Dengan disadari, Indonesia sebagai negara yang aktif gempa bumi dan tsunami , di mana bencana gempa tidak dapat diprediksi dan tsunami akan datang tiba-tiba, maka dirasa sangat perlu untuk membekali diri dalam upaya mitigasi, terutama upaya kesiapan penyelamatan diri dan prosedur evakuasi.

(Baca juga: Tekan Angka Kemiskinan, Mensos Targetkan Graduasi Jadi 10 Juta KPM)

Hal ini dikatakan Kepala Badan Meteorologi, Klimatologi dan Geofisika (BMKG) Dwikorita Karnawati saat membuka webinar World Tsunami Awareness Day 'Memperingati Hari Tsunami Dunia; Membangun Budaya Siap, Selamat dan Sejahtera', di Jakarta, Jumat 13 November 2020.

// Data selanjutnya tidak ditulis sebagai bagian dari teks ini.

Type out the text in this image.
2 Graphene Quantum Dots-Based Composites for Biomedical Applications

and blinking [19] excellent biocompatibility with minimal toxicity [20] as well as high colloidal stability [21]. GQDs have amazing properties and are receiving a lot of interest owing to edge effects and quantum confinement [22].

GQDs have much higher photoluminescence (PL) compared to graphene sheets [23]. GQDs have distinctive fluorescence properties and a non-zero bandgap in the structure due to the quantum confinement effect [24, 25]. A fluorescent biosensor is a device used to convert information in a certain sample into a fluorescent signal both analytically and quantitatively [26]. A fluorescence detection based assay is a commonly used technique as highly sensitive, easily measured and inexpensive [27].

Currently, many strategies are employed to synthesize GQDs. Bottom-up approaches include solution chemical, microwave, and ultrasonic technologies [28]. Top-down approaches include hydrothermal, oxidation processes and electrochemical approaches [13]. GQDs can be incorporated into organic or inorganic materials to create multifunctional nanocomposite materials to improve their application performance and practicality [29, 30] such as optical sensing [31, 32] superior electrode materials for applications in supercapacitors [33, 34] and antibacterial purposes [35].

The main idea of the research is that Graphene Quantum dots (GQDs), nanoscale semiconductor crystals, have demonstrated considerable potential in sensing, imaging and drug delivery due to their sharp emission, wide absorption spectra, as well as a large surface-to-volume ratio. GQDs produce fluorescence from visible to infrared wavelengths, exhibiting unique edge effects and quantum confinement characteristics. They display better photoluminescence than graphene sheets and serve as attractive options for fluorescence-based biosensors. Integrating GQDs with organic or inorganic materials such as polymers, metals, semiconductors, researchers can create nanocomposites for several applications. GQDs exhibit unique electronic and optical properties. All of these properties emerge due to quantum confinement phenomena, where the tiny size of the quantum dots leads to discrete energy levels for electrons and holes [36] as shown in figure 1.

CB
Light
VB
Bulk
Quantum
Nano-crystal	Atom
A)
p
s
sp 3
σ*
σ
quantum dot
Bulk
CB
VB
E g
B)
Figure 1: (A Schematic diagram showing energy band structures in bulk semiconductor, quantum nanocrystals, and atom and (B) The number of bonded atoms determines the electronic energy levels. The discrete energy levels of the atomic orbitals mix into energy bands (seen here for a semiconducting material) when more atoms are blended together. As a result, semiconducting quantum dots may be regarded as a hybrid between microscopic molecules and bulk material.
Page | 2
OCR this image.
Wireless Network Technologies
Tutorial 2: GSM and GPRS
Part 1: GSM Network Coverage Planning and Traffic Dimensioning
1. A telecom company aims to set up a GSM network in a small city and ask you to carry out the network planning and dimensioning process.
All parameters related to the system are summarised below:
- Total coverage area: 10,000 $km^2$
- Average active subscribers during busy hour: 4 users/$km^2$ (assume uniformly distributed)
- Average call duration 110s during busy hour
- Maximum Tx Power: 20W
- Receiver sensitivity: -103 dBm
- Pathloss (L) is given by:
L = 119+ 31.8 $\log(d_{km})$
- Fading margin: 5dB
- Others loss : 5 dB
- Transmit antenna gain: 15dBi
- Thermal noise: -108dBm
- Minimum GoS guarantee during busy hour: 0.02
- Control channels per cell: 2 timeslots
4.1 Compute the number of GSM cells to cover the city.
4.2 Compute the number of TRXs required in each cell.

"Pemerintah saat ini terus mengembangkan teknologi, peralatan, sistem dan tata cara serta aspek kelembagaan untuk menghadapi beragam bencana alam termasuk tsunami," kata Dwikorita dalam siaran pers, Selasa (17/11/2020).

Dikatakan Dwikorita, keberadaan sistem peringatan dini merupakan wujud kemajuan dan kesiapsiagaan dalam upaya mencegah atau paling tidak dalam upaya mengurangi dampak dari bahaya tsunami yang dapat terjadi sewaktu-waktu kapan saja dan di mana saja.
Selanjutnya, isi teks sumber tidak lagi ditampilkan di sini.